Es del todo conveniente remarcar las veces que haga falta que a ningún afectado o afectada de tartamudeo le gusta hacer visible -es decir, exteriorizar de cara a los demás- su trastorno en la emisión de las palabras.

    Constatada enérgicamente esta realidad general, incuestionable y fácil de entender, las personas que no somos fluidas en la expresión oral utilizamos una serie de trucos, soportes y estrategias para intentar disimular la disfluencia.

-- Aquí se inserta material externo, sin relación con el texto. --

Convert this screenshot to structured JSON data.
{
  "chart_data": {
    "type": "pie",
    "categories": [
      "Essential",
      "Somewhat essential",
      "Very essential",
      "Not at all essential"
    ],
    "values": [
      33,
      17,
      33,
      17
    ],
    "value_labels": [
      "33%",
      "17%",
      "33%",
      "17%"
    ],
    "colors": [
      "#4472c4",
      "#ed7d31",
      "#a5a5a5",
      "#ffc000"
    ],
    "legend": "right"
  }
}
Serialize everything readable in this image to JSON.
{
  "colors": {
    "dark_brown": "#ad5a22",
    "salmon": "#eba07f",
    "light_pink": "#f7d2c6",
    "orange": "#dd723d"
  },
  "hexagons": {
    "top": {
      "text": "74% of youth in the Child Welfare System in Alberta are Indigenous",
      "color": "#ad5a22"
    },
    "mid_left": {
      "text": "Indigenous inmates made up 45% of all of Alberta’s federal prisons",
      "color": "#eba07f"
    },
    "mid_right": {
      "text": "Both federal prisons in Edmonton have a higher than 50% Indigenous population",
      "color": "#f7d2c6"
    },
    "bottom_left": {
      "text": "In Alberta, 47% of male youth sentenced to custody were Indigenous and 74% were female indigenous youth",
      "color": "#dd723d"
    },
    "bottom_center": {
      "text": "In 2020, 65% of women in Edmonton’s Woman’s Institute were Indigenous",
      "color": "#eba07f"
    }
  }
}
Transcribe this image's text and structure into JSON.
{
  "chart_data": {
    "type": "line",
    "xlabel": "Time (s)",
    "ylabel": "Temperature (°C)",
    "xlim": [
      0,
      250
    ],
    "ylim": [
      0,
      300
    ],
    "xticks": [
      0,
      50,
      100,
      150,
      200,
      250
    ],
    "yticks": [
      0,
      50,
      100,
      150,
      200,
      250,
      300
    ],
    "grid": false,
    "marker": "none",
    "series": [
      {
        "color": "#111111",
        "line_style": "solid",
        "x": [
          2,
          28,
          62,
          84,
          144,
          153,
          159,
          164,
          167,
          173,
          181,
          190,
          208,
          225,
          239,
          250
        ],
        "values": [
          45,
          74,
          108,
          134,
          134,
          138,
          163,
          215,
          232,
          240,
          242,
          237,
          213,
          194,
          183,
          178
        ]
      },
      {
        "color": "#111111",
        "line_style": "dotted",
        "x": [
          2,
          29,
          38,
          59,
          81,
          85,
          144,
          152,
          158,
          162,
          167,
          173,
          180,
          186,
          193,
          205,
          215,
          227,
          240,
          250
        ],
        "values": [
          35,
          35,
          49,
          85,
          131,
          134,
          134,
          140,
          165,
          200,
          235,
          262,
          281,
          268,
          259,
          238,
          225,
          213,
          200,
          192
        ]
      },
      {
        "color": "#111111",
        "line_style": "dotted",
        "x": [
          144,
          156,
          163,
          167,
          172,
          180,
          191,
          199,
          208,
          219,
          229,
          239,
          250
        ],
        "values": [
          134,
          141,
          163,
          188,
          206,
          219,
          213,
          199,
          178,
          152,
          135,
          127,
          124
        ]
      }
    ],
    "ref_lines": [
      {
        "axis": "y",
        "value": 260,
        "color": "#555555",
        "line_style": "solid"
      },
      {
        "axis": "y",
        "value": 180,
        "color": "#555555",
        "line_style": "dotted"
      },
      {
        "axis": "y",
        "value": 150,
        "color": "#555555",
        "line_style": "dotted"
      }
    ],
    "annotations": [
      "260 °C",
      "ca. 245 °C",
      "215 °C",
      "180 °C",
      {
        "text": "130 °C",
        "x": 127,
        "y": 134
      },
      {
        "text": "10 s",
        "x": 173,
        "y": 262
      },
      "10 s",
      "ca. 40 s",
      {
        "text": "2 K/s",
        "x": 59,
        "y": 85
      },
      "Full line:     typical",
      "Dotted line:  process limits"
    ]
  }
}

    En este sentido, algunas de las opciones elegidas son, por ejemplo, las siguientes: toser expresamente y sin tener necesidad física al comprobar que un bloqueo es inminente, y esta actuación también es plausible en el instante inicial de recibir o hacer una llamada; otro truco es taparse parcialmente la boca pretendiendo ocultar los tics faciales que se pueden producir, o de la misma manera, se dan conductas de evitación como hacer ver que se ha olvidado lo que se quería decir. Hay que afirmar que esta última es la más frustrante. Pero, igualmente, somos capaces de contar con elementos de apoyo que nos pueden ayudar durante la emisión de las frases. Y, en este contexto, os comento una vivencia de estas Navidades.

Así, a finales de diciembre, y pasando por delante de la tienda de discos, películas y objetos diversos que tenemos en la calle más comercial de Badalona, ​​vi en el escaparate la película Ted, una comedia norteamericana protagonizada por un osito de peluche mal hablado y muy aficionado a la cerveza, la coca y las chicas. Pensé, ya que la había oído nombrar, que me compraría el DVD. Y, pues, ¿qué estrategia utilicé?.

Una vez dentro, le comenté a la dependienta que «querría algo que hay en el escaparate». Salimos y le señalé el DVD pronunciándole la frase «quisiera esta película, la del osito». ¿Y qué pretendo exponer, con todo? Que dándome cuenta que diciendo, de entrada, «quisiera la película Ted» existía el riesgo de que me bloqueara, opté por la solución que acabo de comentar. O sea: una estrategia que me permitió hablar con fluidez y que comportó, en consecuencia, que nadie, en esa tienda, percibiera que tengo una singularidad comunicativa.